Menurutnya, karakter terbentuk melalui proses panjang yang dimulai dari nilai yang diyakini, kemudian dijalankan secara konsisten hingga menjadi kebiasaan. Kebiasaan yang terus dipelihara akan membentuk integritas, dan integritas pada akhirnya menjadi bagian dari karakter seseorang.



“Melalui sebuah nilai yang diyakini, kemudian secara konsisten dijalankan, akan membentuk sebuah kebiasaan. Jika terus-menerus dijalankan, kebiasaan itu akan membentuk integritas, dan integritas akan membentuk karakter. Saya berharap karakter ini menjadi bagian dari kalian. Karena itu, jagalah etika, sopan santun, kejujuran, disiplin, serta hormat kepada dosen dan tenaga kependidikan. Yang tua menghargai yang muda, dan yang muda menghargai yang tua,” pesan Rektor.

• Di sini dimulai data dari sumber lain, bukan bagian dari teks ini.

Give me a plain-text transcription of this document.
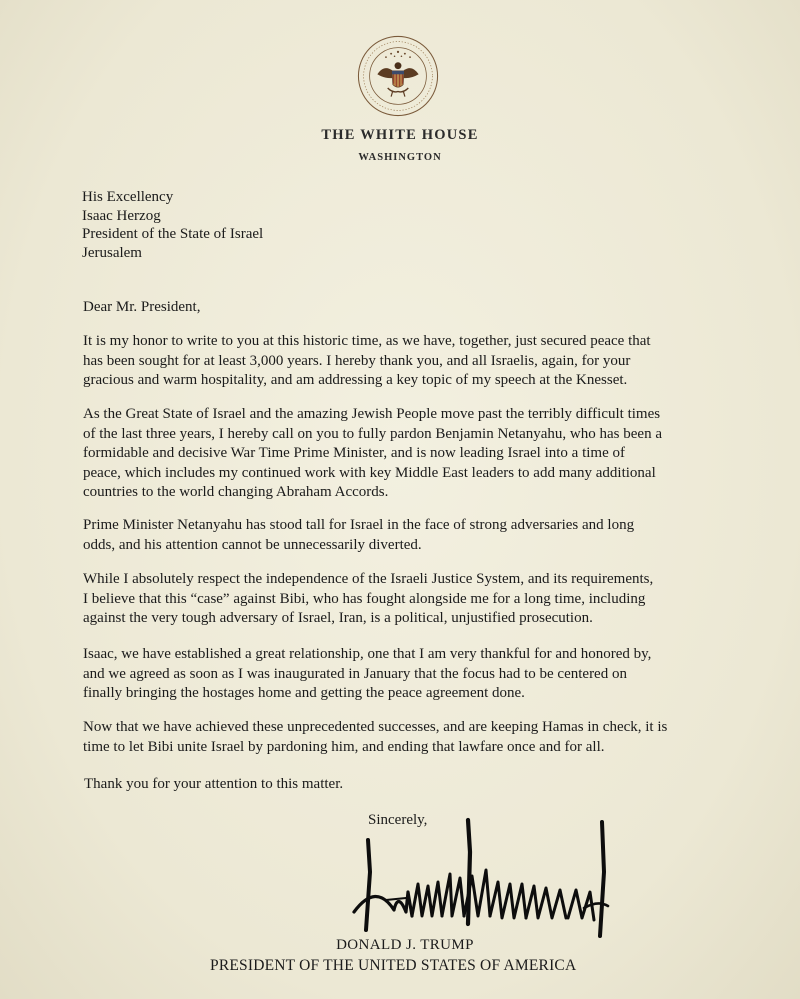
THE WHITE HOUSE
WASHINGTON
His Excellency
Isaac Herzog
President of the State of Israel
Jerusalem
Dear Mr. President,
It is my honor to write to you at this historic time, as we have, together, just secured peace that
has been sought for at least 3,000 years. I hereby thank you, and all Israelis, again, for your
gracious and warm hospitality, and am addressing a key topic of my speech at the Knesset.
As the Great State of Israel and the amazing Jewish People move past the terribly difficult times
of the last three years, I hereby call on you to fully pardon Benjamin Netanyahu, who has been a
formidable and decisive War Time Prime Minister, and is now leading Israel into a time of
peace, which includes my continued work with key Middle East leaders to add many additional
countries to the world changing Abraham Accords.
Prime Minister Netanyahu has stood tall for Israel in the face of strong adversaries and long
odds, and his attention cannot be unnecessarily diverted.
While I absolutely respect the independence of the Israeli Justice System, and its requirements,
I believe that this “case” against Bibi, who has fought alongside me for a long time, including
against the very tough adversary of Israel, Iran, is a political, unjustified prosecution.
Isaac, we have established a great relationship, one that I am very thankful for and honored by,
and we agreed as soon as I was inaugurated in January that the focus had to be centered on
finally bringing the hostages home and getting the peace agreement done.
Now that we have achieved these unprecedented successes, and are keeping Hamas in check, it is
time to let Bibi unite Israel by pardoning him, and ending that lawfare once and for all.
Thank you for your attention to this matter.
Sincerely,
DONALD J. TRUMP
PRESIDENT OF THE UNITED STATES OF AMERICA
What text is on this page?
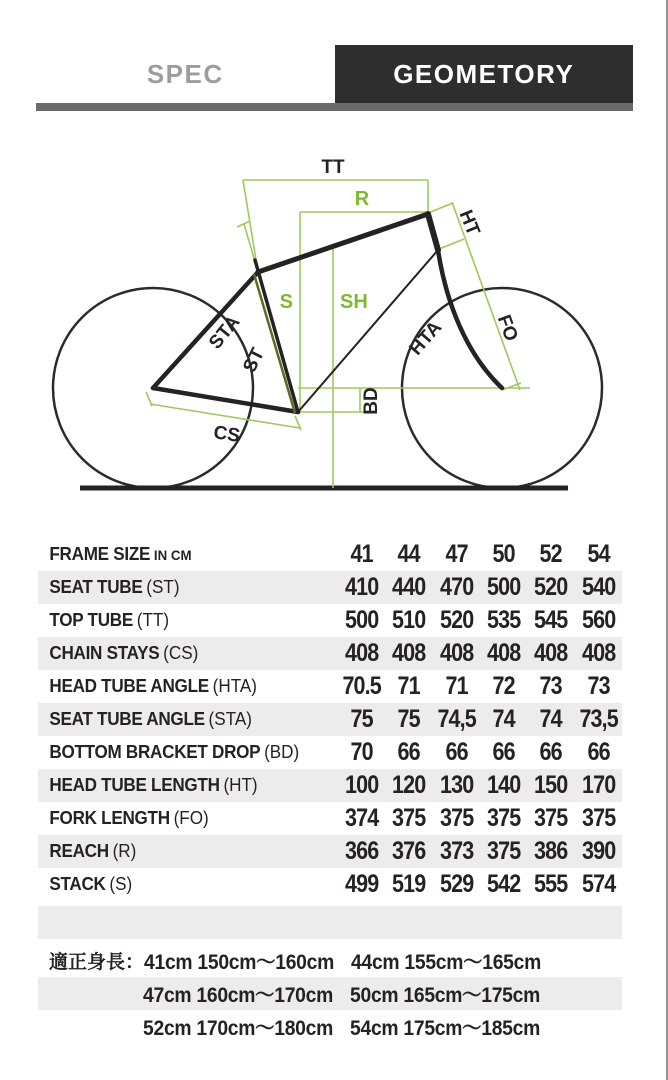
SPEC	GEOMETORY
TT
R
HT
S SH
FO
STA
ST
HTA
BD
CS
FRAME SIZE IN CM	41	44	47	50	52	54
SEAT TUBE (ST)	410 440 470 500 520 540
TOP TUBE (TT)	500 510 520 535 545 560
CHAIN STAYS (CS)	408 408 408 408 408 408
HEAD TUBE ANGLE (HTA)	70.5 71	71	72	73	73
SEAT TUBE ANGLE (STA)	75	75 74,5 74	74 73,5
BOTTOM BRACKET DROP (BD)	70	66	66	66	66	66
HEAD TUBE LENGTH (HT)	100 120 130 140 150 170
FORK LENGTH (FO)	374 375 375 375 375 375
REACH (R)	366 376 373 375 386 390
STACK (S)	499 519 529 542 555 574
適正身長： 41cm 150cm〜160cm 44cm 155cm〜165cm
47cm 160cm〜170cm 50cm 165cm〜175cm
52cm 170cm〜180cm 54cm 175cm〜185cm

Lebih lanjut, Rektor menyampaikan sejumlah nilai yang perlu menjadi pedoman mahasiswa baru selama menjalani kehidupan akademik di UBMG. Pertama, mahasiswa diminta untuk senantiasa mengedepankan etika dan sopan santun dalam berinteraksi di lingkungan kampus.



“Etika dan sopan santun tolong dikedepankan. Tiga S, yaitu senyum, sapa, salam, harus kita biasakan,” tegasnya.



Kedua, mahasiswa didorong menjadi pribadi yang aktif dan mandiri. Rektor mengingatkan bahwa proses pendidikan di perguruan tinggi menuntut mahasiswa untuk tidak hanya menunggu ilmu diberikan, tetapi juga aktif menyampaikan gagasan, berdiskusi, mencari solusi, dan menghadapi berbagai persoalan sebagai bagian dari proses pembelajaran.



“Jadilah mahasiswa yang aktif dan mandiri. Jangan hanya menunggu diberikan ilmu, tetapi harus punya peran aktif dalam menyampaikan gagasan dan mencari solusi di setiap permasalahan yang kalian hadapi. Jangan pantang menyerah. Jika ada persoalan, silakan berkomunikasi dan berhadapan dengan unsur jajaran yang ada. Jangan patah semangat, karena masalah yang dihadapi nantinya merupakan bagian dari perjalanan dan proses kalian,” ujarnya.



Ketiga, mahasiswa diajak untuk membangun prestasi sejak awal masa perkuliahan. UBMG, kata Rektor, meyakini bahwa setiap mahasiswa memiliki potensi yang dapat dikembangkan melalui berbagai ruang aktualisasi, baik di bidang akademik maupun nonakademik.



Mahasiswa didorong untuk aktif mengikuti organisasi kemahasiswaan, berbagai kegiatan kampus, kompetisi, penelitian, pengabdian kepada masyarakat, maupun program pengembangan diri lainnya. Keaktifan tersebut diharapkan dapat menjadi ruang bagi mahasiswa untuk menemukan potensi, mengembangkan kemampuan, sekaligus mengukir prestasi yang dapat membawa nama baik UBMG.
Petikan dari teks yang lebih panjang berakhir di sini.